Published: May 31st 2012May 25th 2012
OK ...first comment ... they didn't film the movie here and the dagger is nowhere to be seen. So much for dashed expectations... Audrey Hepburn wasn't here either!
To reach Topkapi Palace I walked from my hotel towards the railroad tracks and veered right.
On the way I saw exquisite hand work crocheted with myriad beads and metal pendants ... prices high, and so they should be for the original ideas and the labour ... could not take a shot because the guy was standing right there.
I had given myself a day to explore the treasures of Topkapithinking it would be vast and much to absorb.
I came upon the back entrance of the Gulhane Garden. Masses of flower flats with marigolds, impatience and tiny begonias were all set out on the ground waiting to be picked up I guess. The day before I had seen men planting begonias along the road and tram line outside the walls of the Topkapi grounds. The tram, the road the sidewalk the green space and the wall are contained in a linear line of no more than the length of a street car. Are there statistics about tram fatalities?
Where could they be found?
Walking thru the park families on picknick blankets, sweethearts on park benches, old ladies selling scarves, old men gossiping, children riding huge squirrels were seen. In a haphazard meandering path the entrance to the Palace was found ... only to have to be abandoned because of the urgent need to find a WC. Luckily I knew where one was and I scurried to attain it! One Turkish lira later the deed was done and the march thru the parked buses in front of Ayasofya brought me back to the Disneyland gates of Topkapi.
The palace is a series of pavilions each one more beautiful than the other. The tiles decorating each are mostly blue with green ones every now and again. The carnation seems a favourite flower. Each pavilion was built by a different Sultan to commemorate a battle or other momentous event. There is the circumcision pavilion and one young man was heard to say: I don't want to go in there”, as if ...

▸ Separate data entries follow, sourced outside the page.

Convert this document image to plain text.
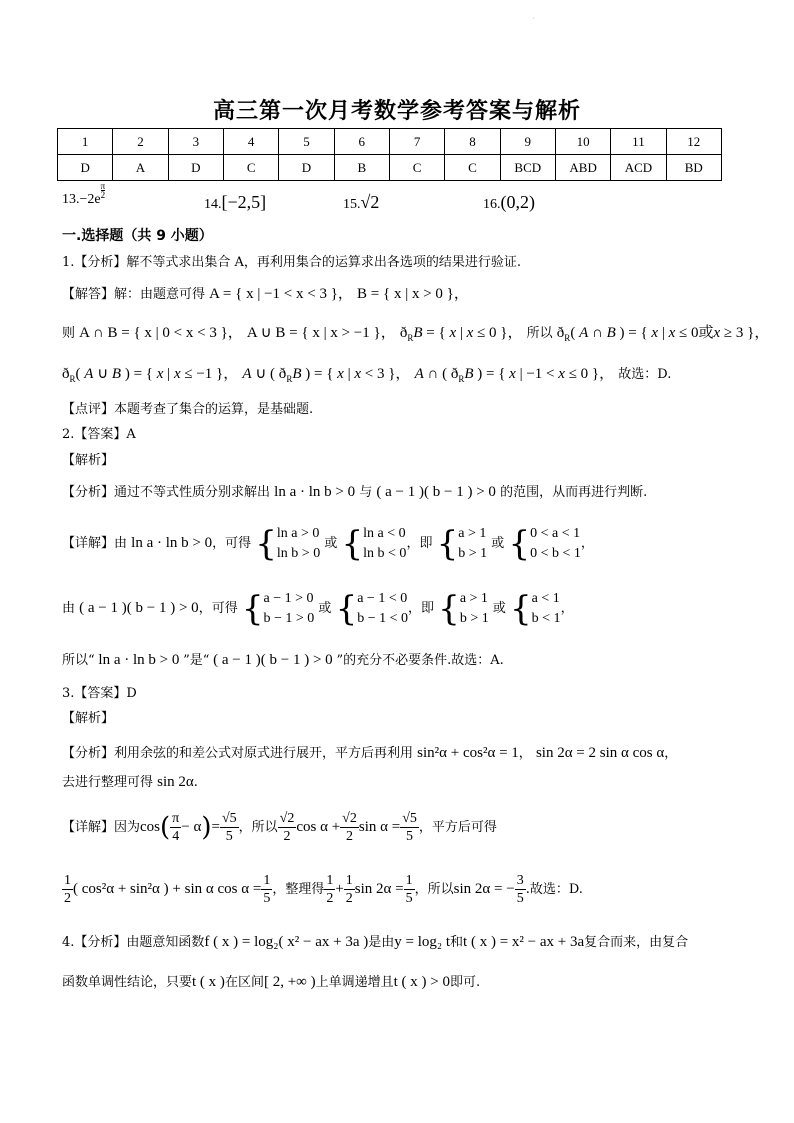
·
高三第一次月考数学参考答案与解析
1	2	3	4	5	6	7	8	9	10	11	12
D	A	D	C	D	B	C	C	BCD	ABD	ACD	BD
13.−2e
$^{\frac{\pi}{2}}$
14.[−2,5]	15.√2	16.(0,2)
一.选择题（共 9 小题）
1.【分析】解不等式求出集合 A，再利用集合的运算求出各选项的结果进行验证.
【解答】解：由题意可得 A = { x | −1 < x < 3 }， B = { x | x > 0 }，
则 A ∩ B = { x | 0 < x < 3 }， A ∪ B = { x | x > −1 }， $ð_RB$ = { x | x ≤ 0 }， 所以 $ð_R$( A ∩ B ) = { x | x ≤ 0或x ≥ 3 }，
$ð_R$( A ∪ B ) = { x | x ≤ −1 }， A ∪ ( $ð_RB$ ) = { x | x < 3 }， A ∩ ( $ð_RB$ ) = { x | −1 < x ≤ 0 }， 故选：D.
【点评】本题考查了集合的运算，是基础题.
2.【答案】A
【解析】
【分析】通过不等式性质分别求解出 ln a · ln b > 0 与 ( a − 1 )( b − 1 ) > 0 的范围，从而再进行判断.
【详解】由 ln a · ln b > 0，可得 {ln a > 0
ln b > 0 或 {ln a < 0
ln b < 0，即 {a > 1
b > 1 或 {0 < a < 1
0 < b < 1，
由 ( a − 1 )( b − 1 ) > 0，可得 {a − 1 > 0
b − 1 > 0 或 {a − 1 < 0
b − 1 < 0，即 {a > 1
b > 1 或 {a < 1
b < 1，
所以“ ln a · ln b > 0 ”是“ ( a − 1 )( b − 1 ) > 0 ”的充分不必要条件.故选：A.
3.【答案】D
【解析】
【分析】利用余弦的和差公式对原式进行展开，平方后再利用 sin²α + cos²α = 1， sin 2α = 2 sin α cos α，
去进行整理可得 sin 2α.
【详解】因为$\cos( \frac{\pi}{4} - \alpha)= \frac{√5}{5}$ ，所以 $\frac{√2}{2}$ $\cos \alpha + \frac{√2}{2}$ $\sin \alpha = \frac{√5}{5}$ ，平方后可得
$\frac{1}{2}$ ( cos²α + sin²α ) + sin α $\cos \alpha = \frac{1}{5}$ ，整理得 $\frac{1}{2} + \frac{1}{2}$ $\sin 2\alpha = \frac{1}{5}$ ，所以sin 2α = − $\frac{3}{5}$ .故选：D.
4.【分析】由题意知函数f ( x ) = log₂( x² − ax + 3a )是由y = log₂ t和t ( x ) = x² − ax + 3a复合而来，由复合
函数单调性结论，只要t ( x )在区间[ 2, +∞ )上单调递增且t ( x ) > 0即可.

It cost 25 TL to enter the grounds ... and to see the most beautiful part of the palace – The harem - another 15TL was
On the Grounds of the Palace
Roses were resplendent ... along all paths in allcolours
expected. Forget that, I thought ... so many other rooms had also been locked and those treasure rooms opened were so full of kids and adults with audio sets one only got a view from the back anyway. But the jewels and the inlay and the gold and the emeralds and the thrones and the daggers and those things that go on top of Pasha's turban, were outstanding ...from what a short person like I could see ... I stayed behind the kids.
It took quite some time for me to wander thru all the pavilions mainly because there were so many people lined up waiting at each one. The physicians pavilion was locked. The restaurant was open but I could neither afford the time nor the prices
Waiting, pushing thru crowds, taking shots, trying to feel serenity, walking thru the restaurant from to bottom, absorbing the feel of the Sultan's Library and admiring the Bosphorus and the Anatolia side of the city took all day ... a tourist day that is ... 11:00 to 16:30.
Returning to my hotel I stopped to talk to a policeman just to make sure I was on the right street
and he suggested I visit the Basilica Cisterns which just happened to be across the street from the tourist police building ... a yellow wooden structure which has already appeared in a few of my shots. Of course there was a line up! And what was I rushing back to? My friend, Delly the Netbook and a room with no window! So I lined up ... and was glad I did.
This Cistern was also built by the Romans to supply water for the city in ancient times. There are numerous cisterns in Istanbul. The water apparently came from Bulgaria. Of course there were masses of people. All the columns stood in water not like the columns in the other cistern I visited. There was also copious dripping from above resulting in warnings about slippery when wet floors.
The columns are spectacular. The wooden pathways leading into nooks and crannies allow one to see patterned columns, two Medusa heads upside down at the bottom of two columns and huge fish swimming in and around the columns. There was a man with an oversized squiggy attempting to keep the walkways somewhat free of standing water. My immediate question was
to where is he going to squiggy this extremely dirty water? Correct! Right over the edge and onto the fish! Hope no one ever eats these fish. They must surely be overly toxic!
On the way back it rained. I stopped to look into a construction site trying to see if I could cop a tile ... alas.... fence too high... tiles too attached to cement. While pondering this dilemma a man approached and told me that the building had been destroyed because it stood above the cistern. So I am enjoying this info and the attention of the handsome man and of course he turns out to have a carpet shop ... just there ... across the street. Come let me give you my card; have a glass of tea. Now I go into my refusal routine ... by now it is practices and my voiced is as convincing as are his offers.
This is an ill fated blog. Twice I have lost it and once I turned a whole paragraph into huge script.
And the end of this story is that I ate chicken breast with spinach and cheese after taking a shower, reclined in
my chairless, deskless, viewless room and watched turkish TV. The room did have curtains and a window frame with glass but thru the pane there was no view and certainly no city air.
This is being written while riding the train thru the Hungarian countryside ... but I'm getting ahead of myself ... there are still two blogs from Istanbul to write.